1054 Background: Resistance mechanisms to CDK 4/6 inhibition are not well defined. Outcome data on hormone receptor positive (HR+) metastatic breast cancer patients (MBCP) treated with palbociclib (PA) after treatment with everolimus (EV) are lacking. The PALOMA 3 trial (P3) showing benefit of PA plus fulvestrant (FU) compared to FU in HR+ MBCP after progression on endocrine therapy excluded women previously treated with EV. The aim of our study was to investigate the outcomes of HR+ MBCP with prior EV treatment on PA based therapy. Methods: This is a retrospective, single institute review of HR+, HER 2 nonamplified MBCP from Jan 2014 - Nov 2016 treated with PA after treatment with EV. Women who received EV for < 1 month or PA < 14 days were excluded.
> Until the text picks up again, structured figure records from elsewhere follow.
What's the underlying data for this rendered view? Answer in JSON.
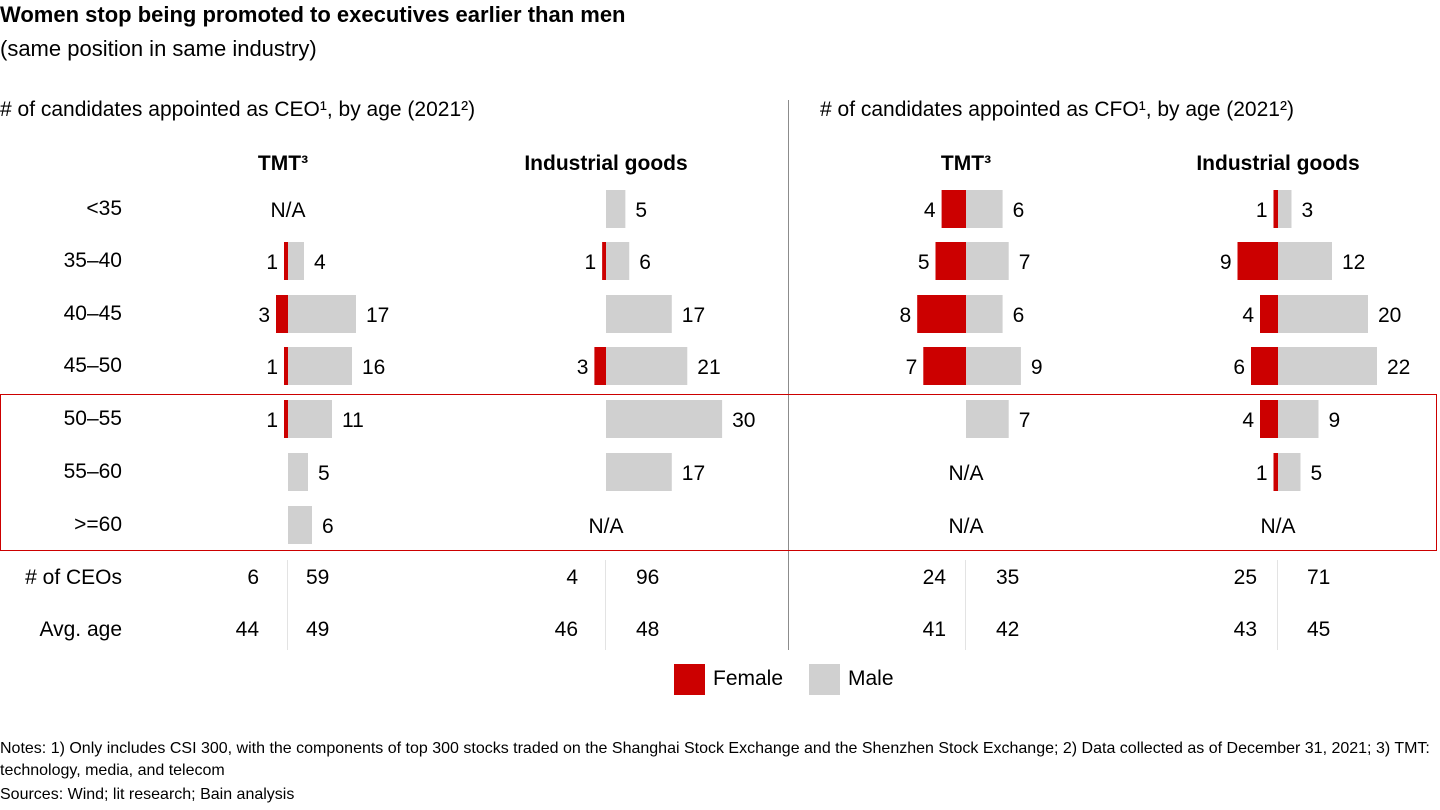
{
  "title": "Women stop being promoted to executives earlier than men",
  "subtitle": "(same position in same industry)",
  "colors": {
    "female": "#cc0000",
    "male": "#d0d0d0",
    "highlight": "#cc0000",
    "divider": "#8c8c8c"
  },
  "legend": {
    "female": "Female",
    "male": "Male"
  },
  "row_labels": [
    "<35",
    "35–40",
    "40–45",
    "45–50",
    "50–55",
    "55–60",
    ">=60"
  ],
  "summary_labels": {
    "count": "# of CEOs",
    "avg_age": "Avg. age"
  },
  "notes": "Notes: 1) Only includes CSI 300, with the components of top 300 stocks traded on the Shanghai Stock Exchange and the Shenzhen Stock Exchange; 2) Data collected as of December 31, 2021; 3) TMT: technology, media, and telecom",
  "sources": "Sources: Wind; lit research; Bain analysis",
  "na_label": "N/A",
  "chart_data": {
    "type": "bar",
    "subtype": "diverging-horizontal-bar",
    "title": "Women stop being promoted to executives earlier than men",
    "subtitle": "(same position in same industry)",
    "categories": [
      "<35",
      "35–40",
      "40–45",
      "45–50",
      "50–55",
      "55–60",
      ">=60"
    ],
    "highlighted_categories": [
      "50–55",
      "55–60",
      ">=60"
    ],
    "legend": [
      "Female",
      "Male"
    ],
    "legend_position": "bottom-center",
    "panels": [
      {
        "section": "# of candidates appointed as CEO¹, by age (2021²)",
        "industry": "TMT³",
        "female": [
          null,
          1,
          3,
          1,
          1,
          0,
          0
        ],
        "male": [
          null,
          4,
          17,
          16,
          11,
          5,
          6
        ],
        "na": [
          true,
          false,
          false,
          false,
          false,
          false,
          false
        ],
        "total_female": "6",
        "total_male": "59",
        "avg_age_female": "44",
        "avg_age_male": "49"
      },
      {
        "section": "# of candidates appointed as CEO¹, by age (2021²)",
        "industry": "Industrial goods",
        "female": [
          0,
          1,
          0,
          3,
          0,
          0,
          null
        ],
        "male": [
          5,
          6,
          17,
          21,
          30,
          17,
          null
        ],
        "na": [
          false,
          false,
          false,
          false,
          false,
          false,
          true
        ],
        "total_female": "4",
        "total_male": "96",
        "avg_age_female": "46",
        "avg_age_male": "48"
      },
      {
        "section": "# of candidates appointed as CFO¹, by age (2021²)",
        "industry": "TMT³",
        "female": [
          4,
          5,
          8,
          7,
          0,
          null,
          null
        ],
        "male": [
          6,
          7,
          6,
          9,
          7,
          null,
          null
        ],
        "na": [
          false,
          false,
          false,
          false,
          false,
          true,
          true
        ],
        "total_female": "24",
        "total_male": "35",
        "avg_age_female": "41",
        "avg_age_male": "42"
      },
      {
        "section": "# of candidates appointed as CFO¹, by age (2021²)",
        "industry": "Industrial goods",
        "female": [
          1,
          9,
          4,
          6,
          4,
          1,
          null
        ],
        "male": [
          3,
          12,
          20,
          22,
          9,
          5,
          null
        ],
        "na": [
          false,
          false,
          false,
          false,
          false,
          false,
          true
        ],
        "total_female": "25",
        "total_male": "71",
        "avg_age_female": "43",
        "avg_age_male": "45"
      }
    ]
  },
  "sections": {
    "ceo": "# of candidates appointed as CEO¹, by age (2021²)",
    "cfo": "# of candidates appointed as CFO¹, by age (2021²)"
  }
}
Progression free survival (PFS) was defined as the time from the initiation of PA to the date of progression as determined by treating physician based on radiological, biochemical and/or clinical criteria. Response rates were determined based on available radiological data. Clinical benefit was defined as a complete response (CR), partial response (PR) or stable disease of at least 24 weeks. Results: 23 patients with mean age 67 years (42 to 81) were identified. 95% were postmenopausal, 81% had ECOG performance status 0 or 1, 83% had visceral metastases, 95% had > 2 lines of prior endocrine therapy (ET), 82% shown prior sensitivity to ET, 82% received prior chemotherapy, of which 84% were in metastatic setting. Kaplan Meier estimate showed median PFS of 2.9 months (95% CI 2.0-4.2); median PFS of P3 PA cohort was 9.5 months (95% CI 9.2-11.0). Fisher’s exact test comparing study cohort with P3 PA cohort showed statistically significant differences in objective response (CR or PR) rates of 0/23 (0%) vs. 66/347 (19%, p = 0.02) & clinical benefit ratio of 4/23 (17.4%) vs. 231/347 (66.5%, p = 0.00). Conclusions: Outcomes with PA in HR+ EV treated MBCP were worse when compared to the P3 PA cohort data. Treatment with EV may lead to resistance to CDK inhibition. Though limited by size, our data suggests that use of PA after EV is associated with low response & clinical benefit rates. Further studies are necessary to confirm the findings to determine sequencing of targeted therapies.